Within hours, Germany said it would resume administering the AstraZeneca vaccine from Friday morning. Health Minister Jens Spahn said suspending the vaccine out of caution had been the right call “until the clustering of this very rare type of thrombosis had been examined”.

France too said it would resume use of the vaccine, with Prime Minister Jean Castex saying he would receive the shot himself on Friday afternoon.

Italian Prime Minister Mario Draghi said Italy would do the same, and that his government’s priority remained to vaccinate as many people as quickly as possible.

Spain said it was evaluating a possible resumption, while Cyprus, Latvia and Lithuania said they would restart administering the vaccine immediately.

Many governments had said the decision to pause inoculations was out of an abundance of caution but experts have warned political interference could undermine public confidence in vaccinations.

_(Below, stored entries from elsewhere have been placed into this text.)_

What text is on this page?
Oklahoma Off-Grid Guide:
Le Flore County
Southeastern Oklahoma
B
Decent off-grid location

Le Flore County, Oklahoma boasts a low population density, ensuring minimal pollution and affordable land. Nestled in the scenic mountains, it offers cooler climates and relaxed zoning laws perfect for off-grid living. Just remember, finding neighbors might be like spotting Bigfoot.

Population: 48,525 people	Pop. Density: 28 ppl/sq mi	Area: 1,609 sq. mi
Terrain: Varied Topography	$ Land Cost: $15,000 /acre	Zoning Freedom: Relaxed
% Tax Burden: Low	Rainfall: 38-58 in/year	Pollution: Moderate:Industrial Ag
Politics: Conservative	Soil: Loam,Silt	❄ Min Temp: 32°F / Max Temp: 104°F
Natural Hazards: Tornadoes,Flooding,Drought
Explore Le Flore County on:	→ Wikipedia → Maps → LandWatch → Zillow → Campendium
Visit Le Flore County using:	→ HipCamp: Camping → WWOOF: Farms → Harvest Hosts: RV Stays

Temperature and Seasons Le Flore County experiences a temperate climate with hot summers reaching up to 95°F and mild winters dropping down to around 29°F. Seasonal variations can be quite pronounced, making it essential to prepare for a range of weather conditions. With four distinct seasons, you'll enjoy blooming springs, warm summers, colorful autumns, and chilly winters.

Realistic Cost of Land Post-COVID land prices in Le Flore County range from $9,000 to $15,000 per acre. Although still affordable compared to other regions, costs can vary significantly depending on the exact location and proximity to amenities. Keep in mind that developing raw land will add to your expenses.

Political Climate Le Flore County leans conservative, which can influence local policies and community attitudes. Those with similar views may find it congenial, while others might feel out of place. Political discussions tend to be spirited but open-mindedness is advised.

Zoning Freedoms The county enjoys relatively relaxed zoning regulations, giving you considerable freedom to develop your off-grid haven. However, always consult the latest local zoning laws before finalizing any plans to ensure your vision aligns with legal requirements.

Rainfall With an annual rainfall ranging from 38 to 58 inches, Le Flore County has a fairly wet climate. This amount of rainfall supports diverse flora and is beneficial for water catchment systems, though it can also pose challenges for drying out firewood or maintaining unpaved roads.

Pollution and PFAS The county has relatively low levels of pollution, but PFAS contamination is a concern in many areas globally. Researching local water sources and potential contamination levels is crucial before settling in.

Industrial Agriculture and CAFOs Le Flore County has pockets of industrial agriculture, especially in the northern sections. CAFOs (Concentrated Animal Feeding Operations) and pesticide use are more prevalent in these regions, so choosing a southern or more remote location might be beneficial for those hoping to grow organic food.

Europe is lagging behind Britain and the US in the number of jabs administered to its people at the same time as a third wave is tightening its grip on the continent, causing new lockdowns.

The AstraZeneca shot was among the first and cheapest of the Covid-19 vaccines to be developed and launched at high volume and is set to be the mainstay of vaccination programmes in much of the developing world as it does not require super-low temperature transportation and storage.